La mujer no dio la menor muestra de haberle visto u oído, y Bernal, por el lánguido aspecto de los músculos faciales y de la boca, dedujo que había sufrido alguna especie de derrame cerebral o de parálisis. Era muy vieja y llevaba una cofia de punto de un estilo que no se veía desde principios de siglo.
La habitación estaba llena de artículos del siglo diecinueve. En una mesita cubierta con un mantel afelpado amarillo, situada a su lado, había una serie de fotos familiares con marco de plata empañada, y delante un ramito de violetas en un jarrón. Bernal se preguntó cuál de las fotos correspondería a Lidia Cortés Díaz. Pero no se atrevió a acercarse demasiado.
Volvieron Lista y Varga e indicaron que la planta baja estaba deshabitada.
– No creo que ella se haya dado cuenta de que estamos aquí -murmuró Bernal-. Es extraño que no haya ninguna sirvienta que esté cuidándola. Busquemos ahora arriba.
La casa era antigua y tenía muchas habitaciones, casi todas con trazas de no utilizarse. En el primer piso se encontraron con una serie de puertas, pero dentro de los dormitorios y los cuartos de baño no encontraron a nadie y nada parecía alterado. Un largo pasillo, en que había una serie de retratos al óleo del siglo pasado, quizá de los antepasados de la familia, conducía desde aquel piso a otra ala de la casa. Cuando llegaron ante la imponente puerta del extremo, la encontraron cerrada.
– ¿Puedes abrirla, Varga, sin tener que romperla? -dijo Bernal al técnico en voz baja.
– Lo intentaré, jefe -murmuró Varga, sacando un manojo de llaves de aspecto raro.
Al cabo de unos momentos, consiguió abrir el pestillo y Bernal hizo una seña a los otros para que se cubrieran mientras él abría la puerta, al tiempo que sacaba la pistola. De la estancia a oscuras sólo surgía silencio. Tanteó en busca del conmutador de la luz y se vio de pronto deslumbrado por el brillo cegador de lo que parecían unos focos potentes. Fue empujando la puerta poco a poco y echó un vistazo. No había nadie.

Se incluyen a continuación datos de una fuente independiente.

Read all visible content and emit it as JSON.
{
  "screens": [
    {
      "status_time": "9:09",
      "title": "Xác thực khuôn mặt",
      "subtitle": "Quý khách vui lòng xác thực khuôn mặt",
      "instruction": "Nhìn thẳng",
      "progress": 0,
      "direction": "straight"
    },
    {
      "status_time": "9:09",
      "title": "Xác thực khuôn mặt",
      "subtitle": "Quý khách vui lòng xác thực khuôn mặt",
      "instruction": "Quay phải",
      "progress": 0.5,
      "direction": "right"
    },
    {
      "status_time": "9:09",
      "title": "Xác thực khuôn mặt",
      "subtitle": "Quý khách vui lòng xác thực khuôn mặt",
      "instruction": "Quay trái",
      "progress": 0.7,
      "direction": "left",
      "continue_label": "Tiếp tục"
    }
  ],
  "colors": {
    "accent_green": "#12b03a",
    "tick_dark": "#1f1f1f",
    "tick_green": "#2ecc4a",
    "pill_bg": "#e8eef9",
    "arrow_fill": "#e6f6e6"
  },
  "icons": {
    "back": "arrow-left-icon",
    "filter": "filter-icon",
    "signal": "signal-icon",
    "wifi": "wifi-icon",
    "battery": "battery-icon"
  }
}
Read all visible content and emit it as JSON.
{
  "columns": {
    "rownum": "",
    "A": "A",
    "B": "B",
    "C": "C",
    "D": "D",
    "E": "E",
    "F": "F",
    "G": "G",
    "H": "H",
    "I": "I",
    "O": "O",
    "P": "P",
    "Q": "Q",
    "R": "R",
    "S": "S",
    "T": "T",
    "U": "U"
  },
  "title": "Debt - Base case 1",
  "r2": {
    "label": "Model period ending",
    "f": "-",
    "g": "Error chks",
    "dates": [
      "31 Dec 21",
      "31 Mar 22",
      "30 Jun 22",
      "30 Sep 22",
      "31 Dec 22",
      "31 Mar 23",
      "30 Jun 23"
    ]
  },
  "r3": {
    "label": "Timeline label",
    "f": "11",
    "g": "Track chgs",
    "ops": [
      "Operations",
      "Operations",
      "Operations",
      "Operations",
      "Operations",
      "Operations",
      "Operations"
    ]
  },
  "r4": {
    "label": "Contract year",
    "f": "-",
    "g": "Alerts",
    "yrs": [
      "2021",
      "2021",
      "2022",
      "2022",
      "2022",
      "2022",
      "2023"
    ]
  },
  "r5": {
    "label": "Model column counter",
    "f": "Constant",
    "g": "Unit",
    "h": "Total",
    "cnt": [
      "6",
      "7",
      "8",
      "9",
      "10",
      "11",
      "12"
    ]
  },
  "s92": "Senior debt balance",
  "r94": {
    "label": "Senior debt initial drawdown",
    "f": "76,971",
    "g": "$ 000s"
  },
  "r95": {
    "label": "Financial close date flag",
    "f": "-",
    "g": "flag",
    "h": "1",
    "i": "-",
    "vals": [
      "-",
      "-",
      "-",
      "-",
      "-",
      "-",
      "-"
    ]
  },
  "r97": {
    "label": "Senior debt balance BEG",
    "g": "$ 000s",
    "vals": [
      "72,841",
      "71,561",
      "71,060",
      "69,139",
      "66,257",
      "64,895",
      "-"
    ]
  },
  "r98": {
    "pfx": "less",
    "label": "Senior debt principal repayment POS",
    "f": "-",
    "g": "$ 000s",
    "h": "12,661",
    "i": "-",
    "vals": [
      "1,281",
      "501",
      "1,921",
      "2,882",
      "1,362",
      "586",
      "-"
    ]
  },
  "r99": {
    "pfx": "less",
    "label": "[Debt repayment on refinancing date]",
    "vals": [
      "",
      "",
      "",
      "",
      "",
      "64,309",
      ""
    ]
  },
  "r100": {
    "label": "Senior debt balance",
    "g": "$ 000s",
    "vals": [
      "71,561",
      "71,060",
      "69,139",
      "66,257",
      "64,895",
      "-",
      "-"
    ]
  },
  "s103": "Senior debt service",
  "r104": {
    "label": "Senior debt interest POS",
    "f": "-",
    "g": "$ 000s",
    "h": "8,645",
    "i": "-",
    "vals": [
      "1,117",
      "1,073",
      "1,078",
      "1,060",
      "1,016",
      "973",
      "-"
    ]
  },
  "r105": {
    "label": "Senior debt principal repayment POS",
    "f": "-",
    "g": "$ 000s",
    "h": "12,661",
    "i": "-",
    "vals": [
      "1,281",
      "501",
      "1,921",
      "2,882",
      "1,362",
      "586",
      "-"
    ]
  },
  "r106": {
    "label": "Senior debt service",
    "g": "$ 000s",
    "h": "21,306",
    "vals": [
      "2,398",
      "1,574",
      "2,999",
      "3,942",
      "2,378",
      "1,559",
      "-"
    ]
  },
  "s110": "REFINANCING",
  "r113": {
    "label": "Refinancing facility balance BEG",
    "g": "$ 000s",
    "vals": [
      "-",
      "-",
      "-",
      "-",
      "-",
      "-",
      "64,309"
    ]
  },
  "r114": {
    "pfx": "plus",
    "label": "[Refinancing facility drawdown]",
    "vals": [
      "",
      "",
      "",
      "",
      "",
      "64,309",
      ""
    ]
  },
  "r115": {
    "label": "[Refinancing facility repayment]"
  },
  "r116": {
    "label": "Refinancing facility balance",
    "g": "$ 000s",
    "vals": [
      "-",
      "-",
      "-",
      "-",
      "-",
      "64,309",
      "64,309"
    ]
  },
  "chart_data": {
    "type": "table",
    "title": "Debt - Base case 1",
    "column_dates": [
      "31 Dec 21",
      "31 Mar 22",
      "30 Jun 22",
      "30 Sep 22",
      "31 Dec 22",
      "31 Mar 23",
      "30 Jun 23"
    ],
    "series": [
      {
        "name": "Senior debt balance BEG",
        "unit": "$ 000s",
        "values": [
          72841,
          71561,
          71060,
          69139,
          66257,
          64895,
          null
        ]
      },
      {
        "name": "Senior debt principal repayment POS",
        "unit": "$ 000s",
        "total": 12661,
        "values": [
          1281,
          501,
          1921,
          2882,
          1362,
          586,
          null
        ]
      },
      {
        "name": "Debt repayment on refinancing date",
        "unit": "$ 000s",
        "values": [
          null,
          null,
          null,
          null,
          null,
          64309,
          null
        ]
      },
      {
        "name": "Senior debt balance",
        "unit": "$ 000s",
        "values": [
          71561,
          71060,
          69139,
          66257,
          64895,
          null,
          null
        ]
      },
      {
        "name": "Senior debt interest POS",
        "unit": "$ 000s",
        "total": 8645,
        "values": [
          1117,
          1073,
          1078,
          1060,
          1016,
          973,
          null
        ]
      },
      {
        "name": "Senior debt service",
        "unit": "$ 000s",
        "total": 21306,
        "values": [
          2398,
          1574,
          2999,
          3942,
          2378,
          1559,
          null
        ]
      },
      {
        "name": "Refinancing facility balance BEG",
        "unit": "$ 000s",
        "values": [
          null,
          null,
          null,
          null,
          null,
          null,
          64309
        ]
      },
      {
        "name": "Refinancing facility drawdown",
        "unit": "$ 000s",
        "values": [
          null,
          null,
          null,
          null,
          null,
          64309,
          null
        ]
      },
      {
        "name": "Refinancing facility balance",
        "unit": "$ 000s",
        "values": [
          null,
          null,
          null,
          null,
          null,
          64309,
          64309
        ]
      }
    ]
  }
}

– Adelante -dijo-. Está vacía.
Se quedaron estupefactos ante la escena. Al fondo de la habitación, los focos daban sobre una bandera nacional y dos retratos enmarcados en oro: uno era de José Antonio Primo de Rivera, fundador de la Falange Española, y el otro mostraba al general Franco con el uniforme de capitán general, con el fajín púrpura de la Laureada de San Fernando. La habitación, advirtieron, era en realidad un museo del fascismo español, con las paredes llenas de fotos y carteles enmarcados, bajo los que había vitrinas con armas de la época.
– ¡Uf! -exclamó Varga-. Esto es casi como el Museo del Ejército.
– Toda una colección -dijo Bernal secamente-. Nos permite entrever un poco las obsesiones del asesino.
No encontraron nada de interés en el resto de los pisos superiores y volvieron otra vez a la entrada de abajo. Una vez allí, Lista señaló una pequeña puerta que no habían advertido antes. Estaba cerrada, pero Varga abrió el pestillo en unos instantes. Se encontraron entonces en la sección laboral de la casa, en un recibidor del más moderno estilo y en que estaban la mesa de la enfermera y puertas con letreros: «Sala de espera», «Consulta» y «Clínica dental».